En Estados Unidos, la vacunación es obligatoria
y quienes objetan por motivos religiosos y filosóficos,
en algunos estados deben hacerlo por escrito.
Esto permite saber que apenas representan el 1% de la
población. En España, se trata de un programa
voluntario, por lo que es imposible saber si detrás
de un niño sin vacunar hay un problema de dejadez
y marginación o un rechazo religioso algunos
fundamentalistas sostienen que las vacunas son «impuras»
o filosófico.
El discurso de la medicina natural y homeopática
se fundamenta en algunas ideas clave. Una, que las vacunas
no son necesarias, porque protegen contra enfermedades
que ya apenas existen en nuestro entorno. Dos, que no
son eficaces, y si las enfermedades infecciosas casi
han desaparecido es porque el estado de salud de la
población ha mejorado. Tres, que estos fármacos
causan alergias y graves efectos secundarios. Cuatro,
que las enfermedades infecciosas no son malas, y la
inmunidad natural que se logra cuando se han pasado
es mejor que la artificial inducida por un pinchazo.
Y cinco, que las afirmaciones anteriores son demostrables...

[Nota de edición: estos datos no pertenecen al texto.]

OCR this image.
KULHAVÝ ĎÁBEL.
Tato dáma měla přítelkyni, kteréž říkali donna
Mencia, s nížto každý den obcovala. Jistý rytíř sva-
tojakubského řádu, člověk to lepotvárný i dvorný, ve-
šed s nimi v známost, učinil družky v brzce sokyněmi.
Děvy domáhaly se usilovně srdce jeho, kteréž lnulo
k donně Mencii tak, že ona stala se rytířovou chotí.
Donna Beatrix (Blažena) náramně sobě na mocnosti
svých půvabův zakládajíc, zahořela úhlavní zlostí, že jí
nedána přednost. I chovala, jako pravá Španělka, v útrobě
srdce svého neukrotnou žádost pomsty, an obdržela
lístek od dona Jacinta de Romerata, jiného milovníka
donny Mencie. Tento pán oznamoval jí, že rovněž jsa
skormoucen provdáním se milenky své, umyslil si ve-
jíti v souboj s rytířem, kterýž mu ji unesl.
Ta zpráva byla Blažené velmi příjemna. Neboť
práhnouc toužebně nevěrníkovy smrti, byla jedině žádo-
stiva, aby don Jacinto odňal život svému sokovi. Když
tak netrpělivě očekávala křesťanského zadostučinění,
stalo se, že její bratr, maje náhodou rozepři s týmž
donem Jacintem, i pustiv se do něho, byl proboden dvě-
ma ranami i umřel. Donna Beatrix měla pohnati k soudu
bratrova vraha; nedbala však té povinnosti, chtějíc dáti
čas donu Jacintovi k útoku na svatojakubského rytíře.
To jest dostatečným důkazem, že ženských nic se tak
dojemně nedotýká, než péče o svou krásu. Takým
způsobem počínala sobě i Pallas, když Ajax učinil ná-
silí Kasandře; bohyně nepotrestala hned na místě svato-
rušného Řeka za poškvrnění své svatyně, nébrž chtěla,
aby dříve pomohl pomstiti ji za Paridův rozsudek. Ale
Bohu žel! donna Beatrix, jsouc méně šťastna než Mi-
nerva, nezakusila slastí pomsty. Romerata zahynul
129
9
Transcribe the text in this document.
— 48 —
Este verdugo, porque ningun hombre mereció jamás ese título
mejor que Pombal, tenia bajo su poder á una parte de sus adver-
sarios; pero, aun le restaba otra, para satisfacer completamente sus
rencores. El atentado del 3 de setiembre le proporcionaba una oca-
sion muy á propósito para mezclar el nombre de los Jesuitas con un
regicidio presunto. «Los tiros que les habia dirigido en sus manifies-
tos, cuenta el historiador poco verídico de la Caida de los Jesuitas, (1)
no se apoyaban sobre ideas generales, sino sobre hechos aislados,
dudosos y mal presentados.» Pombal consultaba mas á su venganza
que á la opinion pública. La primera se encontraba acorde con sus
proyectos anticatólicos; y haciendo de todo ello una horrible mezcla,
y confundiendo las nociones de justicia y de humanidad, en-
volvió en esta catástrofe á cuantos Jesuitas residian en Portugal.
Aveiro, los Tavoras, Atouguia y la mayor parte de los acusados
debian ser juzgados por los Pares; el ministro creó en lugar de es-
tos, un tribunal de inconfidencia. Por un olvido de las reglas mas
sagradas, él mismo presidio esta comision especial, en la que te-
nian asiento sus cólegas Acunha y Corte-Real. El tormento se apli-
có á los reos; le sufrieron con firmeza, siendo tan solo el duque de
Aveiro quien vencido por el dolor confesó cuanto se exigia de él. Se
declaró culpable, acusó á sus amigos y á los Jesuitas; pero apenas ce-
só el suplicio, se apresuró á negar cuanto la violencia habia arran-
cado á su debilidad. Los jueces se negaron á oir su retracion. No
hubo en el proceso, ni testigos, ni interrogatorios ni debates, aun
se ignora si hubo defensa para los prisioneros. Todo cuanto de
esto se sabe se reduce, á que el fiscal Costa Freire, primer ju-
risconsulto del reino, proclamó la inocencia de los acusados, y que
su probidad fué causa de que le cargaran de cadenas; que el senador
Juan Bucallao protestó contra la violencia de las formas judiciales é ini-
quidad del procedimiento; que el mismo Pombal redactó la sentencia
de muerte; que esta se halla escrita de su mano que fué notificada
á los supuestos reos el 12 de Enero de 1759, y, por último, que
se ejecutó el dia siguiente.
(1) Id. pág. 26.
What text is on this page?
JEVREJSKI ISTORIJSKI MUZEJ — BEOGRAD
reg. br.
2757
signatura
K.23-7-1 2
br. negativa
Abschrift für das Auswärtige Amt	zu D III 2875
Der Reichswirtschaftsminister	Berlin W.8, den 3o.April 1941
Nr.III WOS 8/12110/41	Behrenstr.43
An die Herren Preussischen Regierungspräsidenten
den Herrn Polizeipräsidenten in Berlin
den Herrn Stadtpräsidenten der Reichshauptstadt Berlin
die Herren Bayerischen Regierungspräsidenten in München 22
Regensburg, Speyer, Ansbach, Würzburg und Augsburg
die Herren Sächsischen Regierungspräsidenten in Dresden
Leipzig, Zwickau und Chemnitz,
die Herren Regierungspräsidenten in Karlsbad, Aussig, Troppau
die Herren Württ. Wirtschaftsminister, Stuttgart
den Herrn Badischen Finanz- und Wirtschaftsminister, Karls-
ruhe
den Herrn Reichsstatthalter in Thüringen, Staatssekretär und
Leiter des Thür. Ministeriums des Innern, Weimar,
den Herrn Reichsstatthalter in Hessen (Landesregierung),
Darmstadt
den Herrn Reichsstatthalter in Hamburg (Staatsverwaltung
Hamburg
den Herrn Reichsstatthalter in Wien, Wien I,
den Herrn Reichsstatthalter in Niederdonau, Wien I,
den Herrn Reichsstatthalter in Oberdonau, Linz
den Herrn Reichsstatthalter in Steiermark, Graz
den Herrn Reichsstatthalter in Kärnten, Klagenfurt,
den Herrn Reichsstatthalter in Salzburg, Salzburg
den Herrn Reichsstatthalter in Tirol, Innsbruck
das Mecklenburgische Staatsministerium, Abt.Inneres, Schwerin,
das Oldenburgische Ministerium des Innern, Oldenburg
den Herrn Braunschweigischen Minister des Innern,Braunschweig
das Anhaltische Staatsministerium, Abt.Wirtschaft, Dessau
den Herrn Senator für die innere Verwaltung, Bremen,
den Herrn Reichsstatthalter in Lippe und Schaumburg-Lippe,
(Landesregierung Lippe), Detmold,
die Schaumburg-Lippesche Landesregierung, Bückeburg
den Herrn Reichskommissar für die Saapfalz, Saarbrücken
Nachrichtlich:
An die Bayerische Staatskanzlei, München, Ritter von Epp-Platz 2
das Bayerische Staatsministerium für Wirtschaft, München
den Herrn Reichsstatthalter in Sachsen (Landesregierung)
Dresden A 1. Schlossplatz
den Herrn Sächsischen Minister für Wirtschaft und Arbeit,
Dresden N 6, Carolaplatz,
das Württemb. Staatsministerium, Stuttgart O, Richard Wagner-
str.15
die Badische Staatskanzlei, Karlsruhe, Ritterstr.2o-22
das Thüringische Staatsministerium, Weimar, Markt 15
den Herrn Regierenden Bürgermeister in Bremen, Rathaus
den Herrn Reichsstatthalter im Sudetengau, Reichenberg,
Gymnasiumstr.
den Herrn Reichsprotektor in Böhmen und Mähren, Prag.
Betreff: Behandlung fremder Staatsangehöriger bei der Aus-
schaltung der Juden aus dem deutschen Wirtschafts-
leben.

pero aún no han podido ser demostradas porque
los fabricantes presionan a médicos y autoridades
sanitarias para que la verdad no se conozca.
¿SON NECESARIAS?
Niños sanos y pescadillas
La homeópata Ana Celia López Teruel asegura
que la mayoría de las vacunas incluidas en el
actual calendario vacunal son «superfluas»,
porque las enfermedades contra las que protegen apenas
causan daño a una población en general
bien alimentada y con buena salud: «A diferencia
de la alopatía o la industria farmacéutica,
la homeopatía no considera las enfermedades infecciosas
como causadas por un enemigo externo, virus y bacterias
a los que hay que bombardear para lograr la salud. El
propio Pasteur, que descubrió los microbios,
lo dijo: lo importante es el terreno, es decir, cómo
nos defendemos. Y nuestra capacidad de respuesta depende
de nuestro estado de salud, que a la vez depende de
nuestro estado interno, tanto físico como emocional,
y de nuestro entorno: alimentación, higiene,
clima, familia, nivel social...».
«La polio puede tener consecuencias muy graves
señala. El riesgo existe y es real,
pero a partir de ahí se ha hecho una montaña,
invocando el miedo de los padres. Algunas vacunas tienen
justificación en momentos y lugares concretos,
pero estamos en contra de las campañas masivas».
De manera muy distinta lo ve Juan Laguna, jefe del servicio
de Epidemiología de la Delegación de Salud
de Granada. «Cuando hay una enfermedad grave,
que está matando niños como ocurrió
hace cinco años con la meningitis meningocócica
o hace cincuenta con la difteria o la polio, los
padres reclaman a gritos una vacuna. Cuando la vacuna
se instaura, pasan veinte años y la enfermedad
desaparece, cuando ya no hay niños con polio,
con difteria, casi no hay niños con tosferina...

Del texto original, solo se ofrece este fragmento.